L'etica senza verità ...



"dalla prospettiva logica vediamo che i valori e le norme etiche sono proposte […] e non proposizioni indicative. L'etica non descrive; essa prescrive. L'etica non spiega; essa valuta. Difatti: non esistono spiegazioni etiche, esistono solo spiegazioni scientifiche. Esistono spiegazioni scientifiche e valutazioni etiche. Né si danno previsioni etiche (o estetiche). L'etica non sa. L'etica non è scienza. L'etica è senza verità. La scienza non produce (non produce logicamente) etica. Dalle proposizioni descrittive non è possibile dedurre asserti prescrittivi. Dall'intera scienza non è possibile spremere un grammo di morale. La “grande divisione” tra fatti e valori – la cosiddetta legge di Hume – ci dice che dall'”è” non deriva il “deve”, dall'”essere” non si deduce il “dover essere” […] La scienza sa; l'etica valuta. L'etica non sa; la scienza non valuta. I fatti non sono valori. Le norme non si riducono a fatti"

(Antiseri D. (2001), La conoscenza filosofica, in Reale G. - Antiseri D., Quale ragione?, Milano, Raffaello Cortina, p. 137)

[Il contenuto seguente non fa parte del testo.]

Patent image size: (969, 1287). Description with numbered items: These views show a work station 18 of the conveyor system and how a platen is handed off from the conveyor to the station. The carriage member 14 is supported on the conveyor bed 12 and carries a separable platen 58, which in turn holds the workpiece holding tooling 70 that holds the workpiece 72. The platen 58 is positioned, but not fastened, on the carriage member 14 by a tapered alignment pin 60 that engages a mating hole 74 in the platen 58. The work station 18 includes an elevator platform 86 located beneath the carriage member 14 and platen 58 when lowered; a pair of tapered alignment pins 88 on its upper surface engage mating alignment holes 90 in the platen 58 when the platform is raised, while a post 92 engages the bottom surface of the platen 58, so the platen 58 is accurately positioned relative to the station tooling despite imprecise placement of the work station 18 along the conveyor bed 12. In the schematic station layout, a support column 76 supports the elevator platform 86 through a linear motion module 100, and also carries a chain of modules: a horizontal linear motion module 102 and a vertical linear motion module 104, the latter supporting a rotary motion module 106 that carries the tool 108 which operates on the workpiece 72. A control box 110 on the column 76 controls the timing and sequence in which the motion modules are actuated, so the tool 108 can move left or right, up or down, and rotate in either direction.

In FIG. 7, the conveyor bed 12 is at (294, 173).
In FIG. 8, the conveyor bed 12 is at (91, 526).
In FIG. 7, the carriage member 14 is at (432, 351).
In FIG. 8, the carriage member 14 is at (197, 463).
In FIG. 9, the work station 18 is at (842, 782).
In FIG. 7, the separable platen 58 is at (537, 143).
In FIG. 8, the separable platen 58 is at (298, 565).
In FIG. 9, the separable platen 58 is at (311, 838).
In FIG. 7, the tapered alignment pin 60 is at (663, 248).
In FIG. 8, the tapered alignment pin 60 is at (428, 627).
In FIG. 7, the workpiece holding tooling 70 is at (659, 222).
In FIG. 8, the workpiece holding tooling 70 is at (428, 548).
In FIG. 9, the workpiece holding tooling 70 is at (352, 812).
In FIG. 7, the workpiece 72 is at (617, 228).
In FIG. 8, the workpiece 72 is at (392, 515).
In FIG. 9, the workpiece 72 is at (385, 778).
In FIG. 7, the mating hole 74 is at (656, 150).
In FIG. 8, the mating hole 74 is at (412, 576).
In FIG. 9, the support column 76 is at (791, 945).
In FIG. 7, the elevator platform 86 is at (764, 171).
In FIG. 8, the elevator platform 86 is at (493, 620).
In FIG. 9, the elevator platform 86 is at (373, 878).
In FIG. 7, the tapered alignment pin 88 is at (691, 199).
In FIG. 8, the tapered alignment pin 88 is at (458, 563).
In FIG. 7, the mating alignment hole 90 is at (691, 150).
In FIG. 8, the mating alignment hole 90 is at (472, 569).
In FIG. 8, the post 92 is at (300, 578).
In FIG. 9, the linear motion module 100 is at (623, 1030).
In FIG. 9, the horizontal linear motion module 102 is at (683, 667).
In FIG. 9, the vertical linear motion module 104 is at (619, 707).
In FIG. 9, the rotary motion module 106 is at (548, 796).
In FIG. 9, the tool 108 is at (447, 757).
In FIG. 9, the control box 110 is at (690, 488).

Antiseri riassume i termini estremi del Dilemma di Joergensen: se la logica trova applicazione esclusivamente alle inferenze con proposizioni indicative, o descrittive, ossia le proposizioni conoscitive, mentre l'etica ha a che fare con proposizioni valutative, o normative, ossia le proposizioni pratiche, è possibile prendere in considerazione inferenze con proposizioni non indicative? 


Se da un lato ciò appare quanto meno dubbio, stante la separazione suddetta tra scienza e morale, tra conoscenza e valutazione, tra logica ed etica, tra le proposizioni dell'una, indicative, e le proposizioni, prescrittive, dell'altra parte, come si devono pensare i termini del problema sollevato da Jørgesens


Dobbiamo pensarla ancora come Poincaré oppure sono possibili (valide) alternative?


E se la logica trova comunque applicazione alle proposizioni morali, e corrispondenti ragionamenti, possiamo andare oltre la limitazione alle cosiddette inferenze miste?


La questione, a mio modesto modo di vedere, non solo è ancora aperta, ma ancora tutta da affrontare.